On one night, a dish described as Sicilian spaghetti ($6.95), in which noodles are tossed with chopped tomato, basil, onion and garlic, is gutless and bland, defying the mandate of its origins.
Yet on another night a rather eclectic American conception--rock shrimp and bay scallops in linguine with pesto and sun-dried tomatoes ($13.95)--astonishes in the depth of flavor and perfect doneness of its tender shellfish. (In all pasta cases, however, noodles are al dente, that is, never overdone, and while this may be a no-brainer for a kitchen to achieve, it is no small accomplishment in these parts).
Appetizers turn out to be the most consistently successful dishes. Spicy eggplant Parmesan ($5.95) is fresh, firm, vivid in its flavor and accented with sparkling tomato-and-basil combination. Bruschetta ($5.45), a rustic rendering on thick grilled bread, is every bit as successful and more than enough for two people. An appetizer of salmon spinach ravioli ($6.25) is lustrous and decadent in its rich filling, enhanced by a bright tomato and basil accompaniment.
Caesar salad ($6.50 or half for $3.25) is, for once, the real thing. It is traditionally prepared, free of all cream or subverting goops, and throws a forceful garlic-and-anchovy punch. (A worthy consideration would be a large Caesar with one of the excellent appetizers.)
Pastas, as noted, court risk. Something called black and white angel hair ($8.95), which incorporates tomatoes, roasted garlic, basil, Kalamata olives, and grilled tofu, is a thick undifferentiated mass--and bland to boot.

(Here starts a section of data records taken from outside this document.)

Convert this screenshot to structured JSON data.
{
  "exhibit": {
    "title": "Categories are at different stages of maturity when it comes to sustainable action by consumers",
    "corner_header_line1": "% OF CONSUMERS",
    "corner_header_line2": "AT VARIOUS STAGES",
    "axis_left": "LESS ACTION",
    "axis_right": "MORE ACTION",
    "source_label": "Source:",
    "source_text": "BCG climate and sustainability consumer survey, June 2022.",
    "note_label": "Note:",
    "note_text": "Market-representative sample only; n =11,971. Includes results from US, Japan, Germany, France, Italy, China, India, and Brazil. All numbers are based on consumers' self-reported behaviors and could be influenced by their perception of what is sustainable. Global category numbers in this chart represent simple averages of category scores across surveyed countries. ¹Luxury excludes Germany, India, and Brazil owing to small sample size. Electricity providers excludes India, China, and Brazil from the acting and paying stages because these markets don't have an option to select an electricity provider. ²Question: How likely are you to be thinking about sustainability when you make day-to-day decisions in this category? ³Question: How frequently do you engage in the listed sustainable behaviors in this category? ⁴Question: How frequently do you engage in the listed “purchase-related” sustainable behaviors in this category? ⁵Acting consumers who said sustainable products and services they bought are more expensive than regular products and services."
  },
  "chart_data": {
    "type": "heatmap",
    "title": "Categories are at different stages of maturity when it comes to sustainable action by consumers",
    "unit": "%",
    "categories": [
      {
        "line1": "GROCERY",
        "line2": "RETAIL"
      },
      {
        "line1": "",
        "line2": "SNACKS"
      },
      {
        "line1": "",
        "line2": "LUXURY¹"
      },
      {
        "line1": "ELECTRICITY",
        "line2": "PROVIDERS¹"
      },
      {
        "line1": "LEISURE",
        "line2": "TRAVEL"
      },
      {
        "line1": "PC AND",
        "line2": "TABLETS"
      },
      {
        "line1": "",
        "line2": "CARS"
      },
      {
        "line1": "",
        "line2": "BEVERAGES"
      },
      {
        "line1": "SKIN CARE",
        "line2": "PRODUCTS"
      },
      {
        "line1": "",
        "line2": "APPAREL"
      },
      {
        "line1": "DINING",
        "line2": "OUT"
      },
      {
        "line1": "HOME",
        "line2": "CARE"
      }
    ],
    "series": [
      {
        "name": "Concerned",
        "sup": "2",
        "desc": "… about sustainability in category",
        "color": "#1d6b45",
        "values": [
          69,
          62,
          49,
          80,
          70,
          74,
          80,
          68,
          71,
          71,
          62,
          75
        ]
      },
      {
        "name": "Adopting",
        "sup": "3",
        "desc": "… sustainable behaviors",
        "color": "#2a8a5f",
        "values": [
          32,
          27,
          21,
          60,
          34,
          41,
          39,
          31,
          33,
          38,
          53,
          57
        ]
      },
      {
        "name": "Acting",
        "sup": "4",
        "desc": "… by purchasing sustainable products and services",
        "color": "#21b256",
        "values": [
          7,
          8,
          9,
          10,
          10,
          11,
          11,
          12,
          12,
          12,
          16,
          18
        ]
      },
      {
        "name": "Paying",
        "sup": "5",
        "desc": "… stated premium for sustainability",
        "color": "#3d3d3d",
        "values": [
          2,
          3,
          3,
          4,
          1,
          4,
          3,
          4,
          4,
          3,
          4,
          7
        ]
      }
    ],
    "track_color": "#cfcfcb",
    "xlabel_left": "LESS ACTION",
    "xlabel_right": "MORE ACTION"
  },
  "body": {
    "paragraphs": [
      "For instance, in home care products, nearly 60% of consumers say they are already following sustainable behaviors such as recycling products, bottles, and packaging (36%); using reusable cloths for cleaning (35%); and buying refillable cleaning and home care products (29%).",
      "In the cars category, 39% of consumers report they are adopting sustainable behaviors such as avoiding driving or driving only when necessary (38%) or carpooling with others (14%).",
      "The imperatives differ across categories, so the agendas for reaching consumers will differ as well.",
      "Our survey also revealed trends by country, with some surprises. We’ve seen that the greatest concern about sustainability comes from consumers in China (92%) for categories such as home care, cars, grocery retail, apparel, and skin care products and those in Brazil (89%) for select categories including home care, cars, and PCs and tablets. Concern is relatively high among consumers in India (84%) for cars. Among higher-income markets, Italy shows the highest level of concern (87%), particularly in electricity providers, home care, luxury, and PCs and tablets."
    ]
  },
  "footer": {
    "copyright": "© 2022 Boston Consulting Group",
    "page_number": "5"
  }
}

Braised chicken ($13.45), with mushrooms, pearl onions, carrots and celery in red wine sauce, is deeply flavorful but dry from overcooking. But roasted pork medallions ($14.45) are sponge-tender and brightly sauced in whole-grain and Dijon mustards, accompanied by sprightly apple compote.
Filet of beef au poivre ($16.95), in which the tenderloin is encrusted in cracked peppercorns and flashed with brandy, is just right: medium rare, as ordered, and deep enough in flavor to withstand the pepper's onslaught.
Keller's functions as a respectable dessert bakery as well, and on this count I would recommend not missing the lemon pound cake. It is simple, dense and sharply flavored. Since my palate is chocolate-dumb, I left those judgments to chocoholic dining companions; all raved about the various dark cakes offered.
The menu is complemented by a small, well-selected wine card, with moderate prices. Some varietals are offered by the glass, but be sure to ask how long the bottle in question has been open; uncorked wines here are not stored in a Cruvinet, and on one visit a Merlot was well on its way to being pavement-flat.
It's obvious that talent abides in the Keller kitchen. With some effort at weeding out those few dishes that don't work or retuning them so that flavors are distinct and robust, the food would match the space and feeling and fulfill its trusty and by now almost-delivered promise: Ojai's old reliable bistro.
* WHAT: Roger Keller's Restaurant.
* WHERE: 331 E. Ojai Ave., Ojai.
* WHEN: Lunch from 11 a.m. to 2:30 p.m. Monday through Friday, till 3:30 on Saturdays and Sundays; dinner from 5 to 10 nightly (note: till 9:30 p.m. midweek during winter months).
* HOW MUCH: Dinner for two, food only, from $20 to $60.